I would have stayed hidden in that freezer if I could have. Just waited it out till the poison did its job and freed me from the Tekelian oppression. But an easy exit was not to be. The greedy monster outside beckoned, and within minutes he was throwing pots and pans at the freezer door as a sort of remote control, summoning me out again. Out of respect to our friendship, I closed Augustus’s eyes with my fingers and kept them shut by placing a bag of frozen peas over them. Careful not to step in his disgusting bodily fluids, I wrapped the shroud around his rigor-mortis-stricken corpse before gathering up as many pudding pans as I could carry at once and walked out to meet my impatient guest once again.

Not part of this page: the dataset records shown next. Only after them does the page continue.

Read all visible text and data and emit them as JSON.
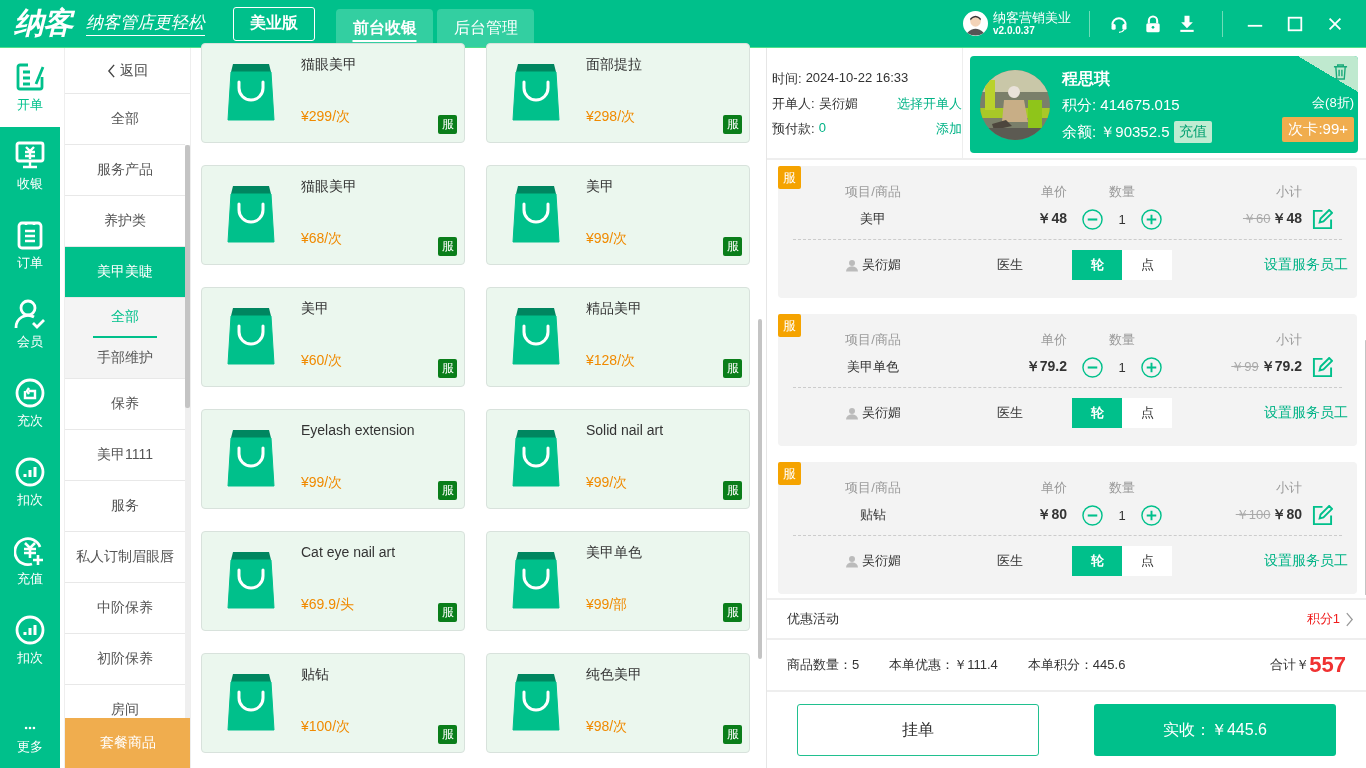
{
  "header": {
    "logo": "纳客",
    "slogan": "纳客管店更轻松",
    "edition": "美业版",
    "tabs": [
      {
        "label": "前台收银",
        "selected": true
      },
      {
        "label": "后台管理",
        "selected": false
      }
    ],
    "user": {
      "name": "纳客营销美业",
      "version": "v2.0.0.37"
    }
  },
  "nav": [
    {
      "label": "开单",
      "selected": true
    },
    {
      "label": "收银",
      "selected": false
    },
    {
      "label": "订单",
      "selected": false
    },
    {
      "label": "会员",
      "selected": false
    },
    {
      "label": "充次",
      "selected": false
    },
    {
      "label": "扣次",
      "selected": false
    },
    {
      "label": "充值",
      "selected": false
    },
    {
      "label": "扣次",
      "selected": false
    },
    {
      "label": "更多",
      "selected": false
    }
  ],
  "categories": {
    "back": "返回",
    "items": [
      {
        "label": "全部",
        "selected": false
      },
      {
        "label": "服务产品",
        "selected": false
      },
      {
        "label": "养护类",
        "selected": false
      },
      {
        "label": "美甲美睫",
        "selected": true,
        "children": [
          {
            "label": "全部",
            "selected": true
          },
          {
            "label": "手部维护",
            "selected": false
          }
        ]
      },
      {
        "label": "保养",
        "selected": false
      },
      {
        "label": "美甲1111",
        "selected": false
      },
      {
        "label": "服务",
        "selected": false
      },
      {
        "label": "私人订制眉眼唇",
        "selected": false
      },
      {
        "label": "中阶保养",
        "selected": false
      },
      {
        "label": "初阶保养",
        "selected": false
      },
      {
        "label": "房间",
        "selected": false
      }
    ],
    "footer": "套餐商品"
  },
  "products": [
    {
      "name": "猫眼美甲",
      "price": "¥299/次",
      "badge": "服"
    },
    {
      "name": "面部提拉",
      "price": "¥298/次",
      "badge": "服"
    },
    {
      "name": "猫眼美甲",
      "price": "¥68/次",
      "badge": "服"
    },
    {
      "name": "美甲",
      "price": "¥99/次",
      "badge": "服"
    },
    {
      "name": "美甲",
      "price": "¥60/次",
      "badge": "服"
    },
    {
      "name": "精品美甲",
      "price": "¥128/次",
      "badge": "服"
    },
    {
      "name": "Eyelash extension",
      "price": "¥99/次",
      "badge": "服"
    },
    {
      "name": "Solid nail art",
      "price": "¥99/次",
      "badge": "服"
    },
    {
      "name": "Cat eye nail art",
      "price": "¥69.9/头",
      "badge": "服"
    },
    {
      "name": "美甲单色",
      "price": "¥99/部",
      "badge": "服"
    },
    {
      "name": "贴钻",
      "price": "¥100/次",
      "badge": "服"
    },
    {
      "name": "纯色美甲",
      "price": "¥98/次",
      "badge": "服"
    }
  ],
  "order": {
    "time_label": "时间:",
    "time": "2024-10-22 16:33",
    "operator_label": "开单人:",
    "operator": "吴衍媚",
    "operator_link": "选择开单人",
    "prepaid_label": "预付款:",
    "prepaid": "0",
    "prepaid_link": "添加"
  },
  "member": {
    "name": "程思琪",
    "points": "积分: 414675.015",
    "balance": "余额: ￥90352.5",
    "recharge": "充值",
    "level": "会(8折)",
    "card": "次卡:99+"
  },
  "items": [
    {
      "badge": "服",
      "headers": [
        "项目/商品",
        "单价",
        "数量",
        "小计"
      ],
      "name": "美甲",
      "price": "￥48",
      "qty": "1",
      "original": "￥60",
      "subtotal": "￥48",
      "staff": "吴衍媚",
      "role": "医生",
      "modes": [
        {
          "label": "轮",
          "selected": true
        },
        {
          "label": "点",
          "selected": false
        }
      ],
      "assign": "设置服务员工"
    },
    {
      "badge": "服",
      "headers": [
        "项目/商品",
        "单价",
        "数量",
        "小计"
      ],
      "name": "美甲单色",
      "price": "￥79.2",
      "qty": "1",
      "original": "￥99",
      "subtotal": "￥79.2",
      "staff": "吴衍媚",
      "role": "医生",
      "modes": [
        {
          "label": "轮",
          "selected": true
        },
        {
          "label": "点",
          "selected": false
        }
      ],
      "assign": "设置服务员工"
    },
    {
      "badge": "服",
      "headers": [
        "项目/商品",
        "单价",
        "数量",
        "小计"
      ],
      "name": "贴钻",
      "price": "￥80",
      "qty": "1",
      "original": "￥100",
      "subtotal": "￥80",
      "staff": "吴衍媚",
      "role": "医生",
      "modes": [
        {
          "label": "轮",
          "selected": true
        },
        {
          "label": "点",
          "selected": false
        }
      ],
      "assign": "设置服务员工"
    }
  ],
  "promotion": {
    "label": "优惠活动",
    "value": "积分1"
  },
  "summary": {
    "count": "商品数量：5",
    "discount": "本单优惠：￥111.4",
    "points": "本单积分：445.6",
    "total_label": "合计￥",
    "total": "557"
  },
  "buttons": {
    "hold": "挂单",
    "pay": "实收：￥445.6"
  }
}
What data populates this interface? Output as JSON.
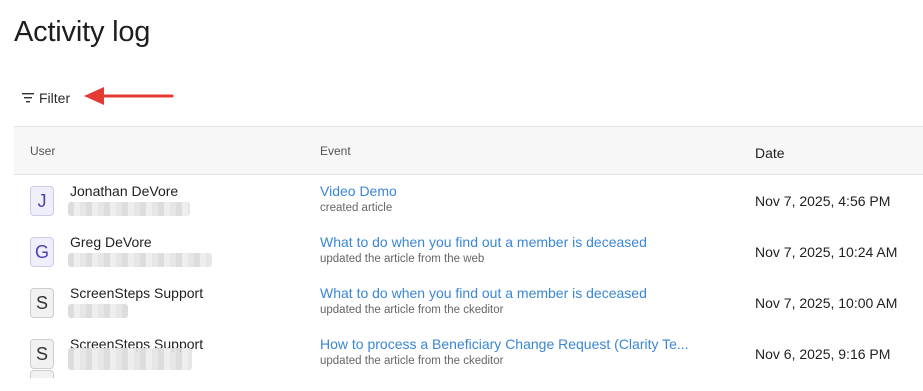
{
  "page": {
    "title": "Activity log"
  },
  "filter": {
    "label": "Filter"
  },
  "annotation": {
    "color": "#e53935"
  },
  "table": {
    "headers": {
      "user": "User",
      "event": "Event",
      "date": "Date"
    },
    "rows": [
      {
        "initial": "J",
        "avatar_style": "purple",
        "user": "Jonathan DeVore",
        "event": "Video Demo",
        "event_sub": "created article",
        "date": "Nov 7, 2025, 4:56 PM"
      },
      {
        "initial": "G",
        "avatar_style": "purple",
        "user": "Greg DeVore",
        "event": "What to do when you find out a member is deceased",
        "event_sub": "updated the article from the web",
        "date": "Nov 7, 2025, 10:24 AM"
      },
      {
        "initial": "S",
        "avatar_style": "gray",
        "user": "ScreenSteps Support",
        "event": "What to do when you find out a member is deceased",
        "event_sub": "updated the article from the ckeditor",
        "date": "Nov 7, 2025, 10:00 AM"
      },
      {
        "initial": "S",
        "avatar_style": "gray",
        "user": "ScreenSteps Support",
        "event": "How to process a Beneficiary Change Request (Clarity Te...",
        "event_sub": "updated the article from the ckeditor",
        "date": "Nov 6, 2025, 9:16 PM"
      }
    ]
  }
}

“You’re going to love this. It’s guaranteed to kill you,” I said and smiled on my arrival. The trays went down with a thunk before Sausage Nose, and despite the fact that he already looked ill, the shaking hands and sweating pale face evident, there was a clear expression of joy that he was going to indulge further in his unintentional suicide. Maybe it was my anger at the death of my friend or the simple bravado that comes from exhaustion, but before he could even dig into the first serving tray, I did something reckless. Slapping his marble hands playfully, I said, “No, no, no. It’s not quite done yet.” Reaching for the last box of Black Flag industrial-strength rat and vermin poison, I took a handful of those blue pellets into my palm and then, as if I truly was dropping rainbow sprinkles onto chocolate ice cream, I let them fall over the upper surface of the pudding in question. And they looked beautiful there. The monster gazed up at me, gazed at the box of poison that I had in my hand, saw the illustration of the rat there, and smiled. And then he started gorging.

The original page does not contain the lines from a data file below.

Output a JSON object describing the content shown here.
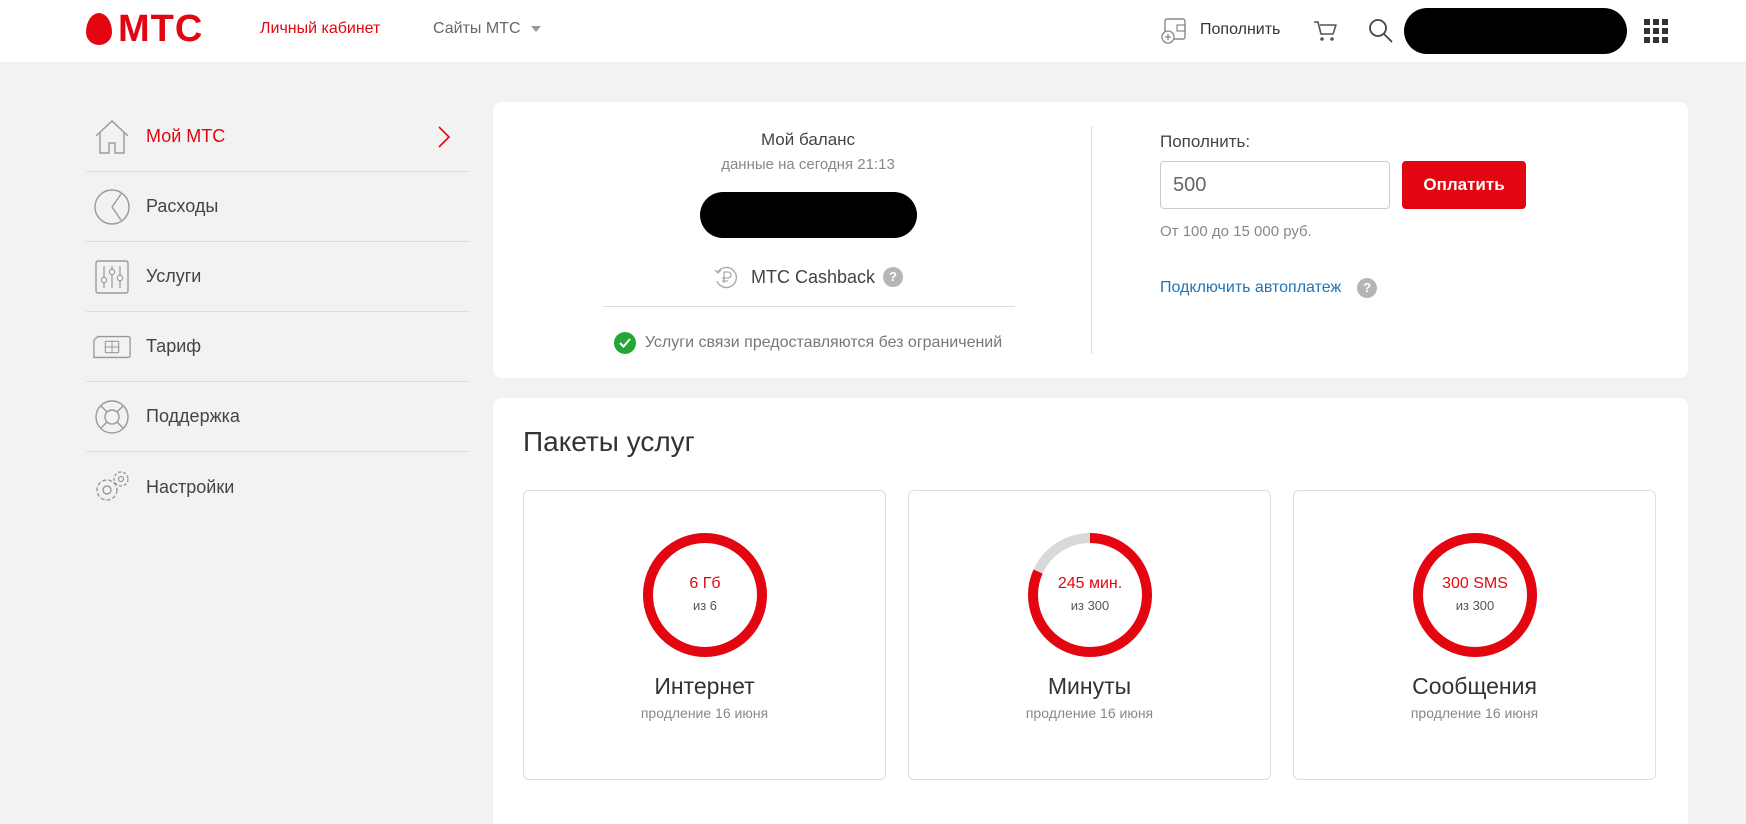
{
  "header": {
    "logo_text": "МТС",
    "nav_lk": "Личный кабинет",
    "nav_sites": "Сайты МТС",
    "topup_label": "Пополнить"
  },
  "sidebar": {
    "items": [
      {
        "label": "Мой МТС",
        "icon": "home-icon",
        "active": true
      },
      {
        "label": "Расходы",
        "icon": "pie-chart-icon"
      },
      {
        "label": "Услуги",
        "icon": "sliders-icon"
      },
      {
        "label": "Тариф",
        "icon": "sim-card-icon"
      },
      {
        "label": "Поддержка",
        "icon": "lifebuoy-icon"
      },
      {
        "label": "Настройки",
        "icon": "gears-icon"
      }
    ]
  },
  "balance": {
    "title": "Мой баланс",
    "subtitle": "данные на сегодня 21:13",
    "cashback_label": "МТС Cashback",
    "help_symbol": "?",
    "status_text": "Услуги связи предоставляются без ограничений"
  },
  "topup": {
    "title": "Пополнить:",
    "amount_value": "500",
    "pay_button": "Оплатить",
    "hint": "От 100 до 15 000 руб.",
    "autopay_link": "Подключить автоплатеж"
  },
  "packages": {
    "title": "Пакеты услуг",
    "items": [
      {
        "value": "6 Гб",
        "of": "из 6",
        "name": "Интернет",
        "renew": "продление 16 июня",
        "fraction": 1.0
      },
      {
        "value": "245 мин.",
        "of": "из 300",
        "name": "Минуты",
        "renew": "продление 16 июня",
        "fraction": 0.8167
      },
      {
        "value": "300 SMS",
        "of": "из 300",
        "name": "Сообщения",
        "renew": "продление 16 июня",
        "fraction": 1.0
      }
    ]
  },
  "colors": {
    "brand": "#e30611",
    "ring_track": "#d9d9d9",
    "link": "#1f73b6",
    "success": "#23a635"
  }
}
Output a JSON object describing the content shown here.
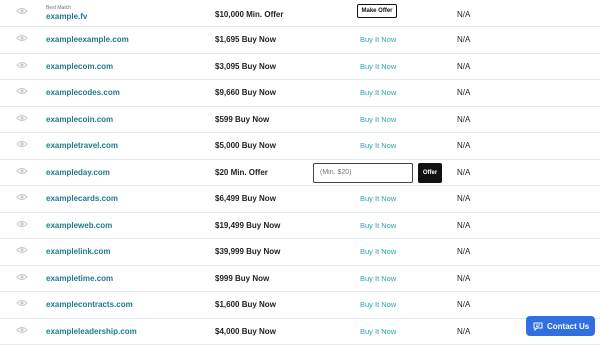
{
  "listings": [
    {
      "best_match_label": "Best Match",
      "domain": "example.fv",
      "price": "$10,000 Min. Offer",
      "action": "Make Offer",
      "status": "N/A"
    },
    {
      "domain": "exampleexample.com",
      "price": "$1,695 Buy Now",
      "action": "Buy It Now",
      "status": "N/A"
    },
    {
      "domain": "examplecom.com",
      "price": "$3,095 Buy Now",
      "action": "Buy It Now",
      "status": "N/A"
    },
    {
      "domain": "examplecodes.com",
      "price": "$9,660 Buy Now",
      "action": "Buy It Now",
      "status": "N/A"
    },
    {
      "domain": "examplecoin.com",
      "price": "$599 Buy Now",
      "action": "Buy It Now",
      "status": "N/A"
    },
    {
      "domain": "exampletravel.com",
      "price": "$5,000 Buy Now",
      "action": "Buy It Now",
      "status": "N/A"
    },
    {
      "domain": "exampleday.com",
      "price": "$20 Min. Offer",
      "offer_placeholder": "(Min. $20)",
      "offer_button": "Offer",
      "status": "N/A"
    },
    {
      "domain": "examplecards.com",
      "price": "$6,499 Buy Now",
      "action": "Buy It Now",
      "status": "N/A"
    },
    {
      "domain": "exampleweb.com",
      "price": "$19,499 Buy Now",
      "action": "Buy It Now",
      "status": "N/A"
    },
    {
      "domain": "examplelink.com",
      "price": "$39,999 Buy Now",
      "action": "Buy It Now",
      "status": "N/A"
    },
    {
      "domain": "exampletime.com",
      "price": "$999 Buy Now",
      "action": "Buy It Now",
      "status": "N/A"
    },
    {
      "domain": "examplecontracts.com",
      "price": "$1,600 Buy Now",
      "action": "Buy It Now",
      "status": "N/A"
    },
    {
      "domain": "exampleleadership.com",
      "price": "$4,000 Buy Now",
      "action": "Buy It Now",
      "status": "N/A"
    }
  ],
  "contact_button": {
    "label": "Contact Us",
    "icon": "chat-icon"
  },
  "colors": {
    "domain": "#1f7a8c",
    "buy_link": "#2aa5a8",
    "contact_bg": "#2f6fe0"
  }
}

The monster was so engrossed in his final meal that he didn’t notice much else, thinking little of anything but himself and his dessert. I was more considerate. Standing before the creature where he had come to lean against a stool, I thought of the Tekelian child. Looking to the stream that flowed not more than thirty yards beyond, I could see the kid remained on its belly, head at the syrupy stream still. The child, who must have been very thirsty, was so close to the water that at times its head disappeared below the surface, the food-coloring blue covering the back of its gray hair. It was an odd, overindulgent way of sucking in the blue sugar water, and it was this strange technique that led me to walk slowly off the porch toward the back. I was not more than ten yards closer when I realized the youth’s head was not simply bobbing happily atop the surface of the “water” but was bobbing in it with an up-and-down rhythm that matched that of the slight, pump-enhanced current. I knew that unless the Tekelians had some yet unseen, amazing amphibious ability to breathe underwater, this poor young thing was dead.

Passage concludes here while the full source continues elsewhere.